Comic-Reportage über das Reisen

Dann ist aber alles ganz anders gekommen. „Ex-Patria ist die ehrlichste Reportage über das Reisen, die ich schreiben und zeichnen konnte. Kasachstan hat mein Leben verändert“, sagt Nicolas Journoud. „Ich habe eine neue Kultur kennengelernt, eine neue Sprache und eine neue Freundin, eine Kasachin“, so Journoud.

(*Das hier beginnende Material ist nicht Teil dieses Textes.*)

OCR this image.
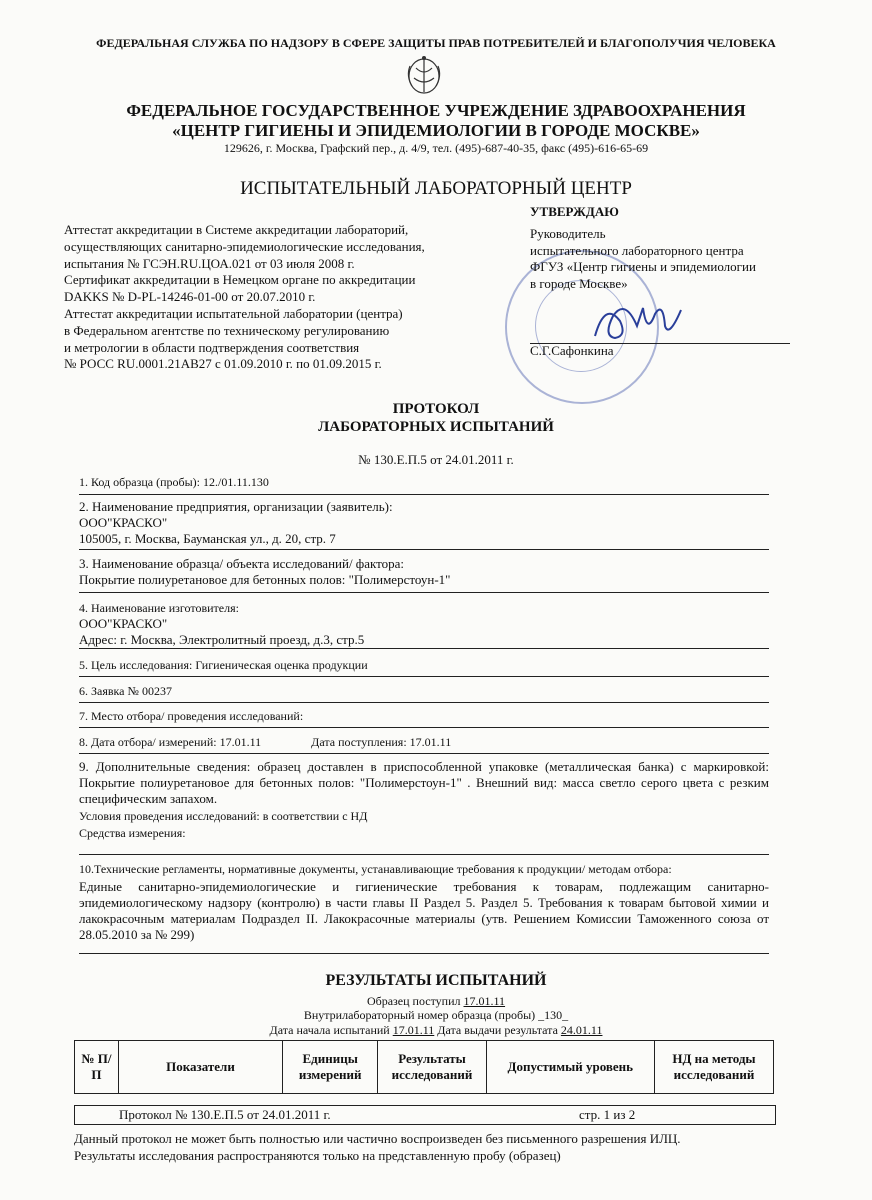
ФЕДЕРАЛЬНАЯ СЛУЖБА ПО НАДЗОРУ В СФЕРЕ ЗАЩИТЫ ПРАВ ПОТРЕБИТЕЛЕЙ И БЛАГОПОЛУЧИЯ ЧЕЛОВЕКА
ФЕДЕРАЛЬНОЕ ГОСУДАРСТВЕННОЕ УЧРЕЖДЕНИЕ ЗДРАВООХРАНЕНИЯ
«ЦЕНТР ГИГИЕНЫ И ЭПИДЕМИОЛОГИИ В ГОРОДЕ МОСКВЕ»
129626, г. Москва, Графский пер., д. 4/9, тел. (495)-687-40-35, факс (495)-616-65-69
ИСПЫТАТЕЛЬНЫЙ ЛАБОРАТОРНЫЙ ЦЕНТР
Аттестат аккредитации в Системе аккредитации лабораторий,
осуществляющих санитарно-эпидемиологические исследования,
испытания № ГСЭН.RU.ЦОА.021 от 03 июля 2008 г.
Сертификат аккредитации в Немецком органе по аккредитации
DAKKS № D-PL-14246-01-00 от 20.07.2010 г.
Аттестат аккредитации испытательной лаборатории (центра)
в Федеральном агентстве по техническому регулированию
и метрологии в области подтверждения соответствия
№ РОСС RU.0001.21АВ27 с 01.09.2010 г. по 01.09.2015 г.
УТВЕРЖДАЮ
Руководитель
испытательного лабораторного центра
ФГУЗ «Центр гигиены и эпидемиологии
в городе Москве»
С.Г.Сафонкина
ПРОТОКОЛ
ЛАБОРАТОРНЫХ ИСПЫТАНИЙ
№ 130.Е.П.5 от 24.01.2011 г.

1. Код образца (пробы): 12./01.11.130

2. Наименование предприятия, организации (заявитель):

ООО"КРАСКО"

105005, г. Москва, Бауманская ул., д. 20, стр. 7

3. Наименование образца/ объекта исследований/ фактора:

Покрытие полиуретановое для бетонных полов: "Полимерстоун-1"

4. Наименование изготовителя:

ООО"КРАСКО"

Адрес: г. Москва, Электролитный проезд, д.3, стр.5

5. Цель исследования: Гигиеническая оценка продукции

6. Заявка № 00237

7. Место отбора/ проведения исследований:

8. Дата отбора/ измерений: 17.01.11	Дата поступления: 17.01.11

9. Дополнительные сведения: образец доставлен в приспособленной упаковке (металлическая банка) с маркировкой: Покрытие полиуретановое для бетонных полов: "Полимерстоун-1" . Внешний вид: масса светло серого цвета с резким специфическим запахом.

Условия проведения исследований: в соответствии с НД

Средства измерения:

10.Технические регламенты, нормативные документы, устанавливающие требования к продукции/ методам отбора:

Единые санитарно-эпидемиологические и гигиенические требования к товарам, подлежащим санитарно-эпидемиологическому надзору (контролю) в части главы II Раздел 5. Раздел 5. Требования к товарам бытовой химии и лакокрасочным материалам Подраздел II. Лакокрасочные материалы (утв. Решением Комиссии Таможенного союза от 28.05.2010 за № 299)

РЕЗУЛЬТАТЫ ИСПЫТАНИЙ
Образец поступил 17.01.11
Внутрилабораторный номер образца (пробы) _130_
Дата начала испытаний 17.01.11 Дата выдачи результата 24.01.11
№ П/П	Показатели	Единицы измерений	Результаты исследований	Допустимый уровень	НД на методы исследований
Протокол № 130.Е.П.5 от 24.01.2011 г.	стр. 1 из 2
Данный протокол не может быть полностью или частично воспроизведен без письменного разрешения ИЛЦ.
Результаты исследования распространяются только на представленную пробу (образец)
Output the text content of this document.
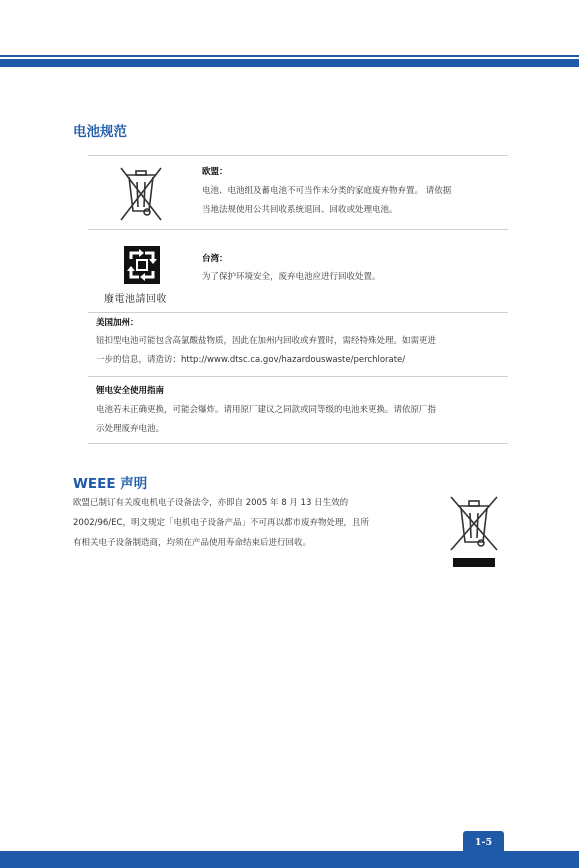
电池规范

欧盟：

电池、电池组及蓄电池不可当作未分类的家庭废弃物弃置。 请依据

当地法规使用公共回收系统退回、回收或处理电池。

廢電池請回收

台湾：

为了保护环境安全，废弃电池应进行回收处置。

美国加州：

钮扣型电池可能包含高氯酸盐物质，因此在加州内回收或弃置时，需经特殊处理。如需更进

一步的信息，请造访：http://www.dtsc.ca.gov/hazardouswaste/perchlorate/

锂电安全使用指南

电池若未正确更换，可能会爆炸。请用原厂建议之同款或同等级的电池来更换。请依原厂指

示处理废弃电池。

WEEE 声明

欧盟已制订有关废电机电子设备法令，亦即自 2005 年 8 月 13 日生效的

2002/96/EC，明文规定「电机电子设备产品」不可再以都市废弃物处理，且所

有相关电子设备制造商，均须在产品使用寿命结束后进行回收。

1-5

Der Künstler arbeitet als Grafiker, Art-Direktor, Dozent und freier Comic-Zeichner für französische und kasachische Medien. „In Kasachstan sind Comics eine neue und noch unbekannte Kunstform. Solange wir keinen einheimischen Verlag finden, gibt es Ex-Patria bisher nur in Französisch als Buch“, sagt Nicolas Journoud. Die erste Auflage von 1.600 Exemplaren ist bereits vergriffen. Nicolas Journoud arbeitet gerade an dem zweiten Teil der Geschichte. „Mit der Comic-Reportage habe ich meine Kunstform gefunden.“

Jedes Kapitel erzählt ein neues Abenteuer, das Nicolas in Kasachstan erlebt. „Ich wandere immer auf der Suche nach Geschichten durch die Stadt. Habe ich eine Idee gefunden, setze ich mich zu Hause an den Schreibtisch und zeichne das Storyboard, eine grobe Bildfolge mit Dialogen, die ich dann nach und nach zu einer Comicerzählung ausarbeitete“, sagt Nicolas Journoud.

Einige Abenteuer aus seinem Comic-Album in russischer Übersetzung zeigte Nicolas Journoud im Rahmen der Woche der Frankophonie Mitte März in der Galerie Tengri-Umai in Almaty. Die Hauptperson erinnert ein bisschen an Tim aus der berühmten Comicserie Tim und Struppi. Zufall oder Absicht? „Das habe ich schon öfter gehört. Die Ähnlichkeit ist nicht gewollt, obwohl ich Tim und Struppi sehr mag. Mein Vater hat mir als Kind jeden Tag eine Seite daraus vorgelesen. So kannte ich schon Comics, bevor ich lesen und schreiben konnte“, sagt Nicolas Journoud.

Franzose und Weltbürger

Nach seinem Abitur ist er jedoch erstmal nicht seiner Leidenschaft, sondern den vernünftigen Ratschlägen seiner Mutter gefolgt und hat in Frankreich und Kanada Biologie studiert. Nach Studienabschluss meldete er sich an der Kunstakademie an, die er aber nach drei Monaten wieder verließ. „Ich wollte endlich Comics zeichnen“, sagt Nicolas Journoud.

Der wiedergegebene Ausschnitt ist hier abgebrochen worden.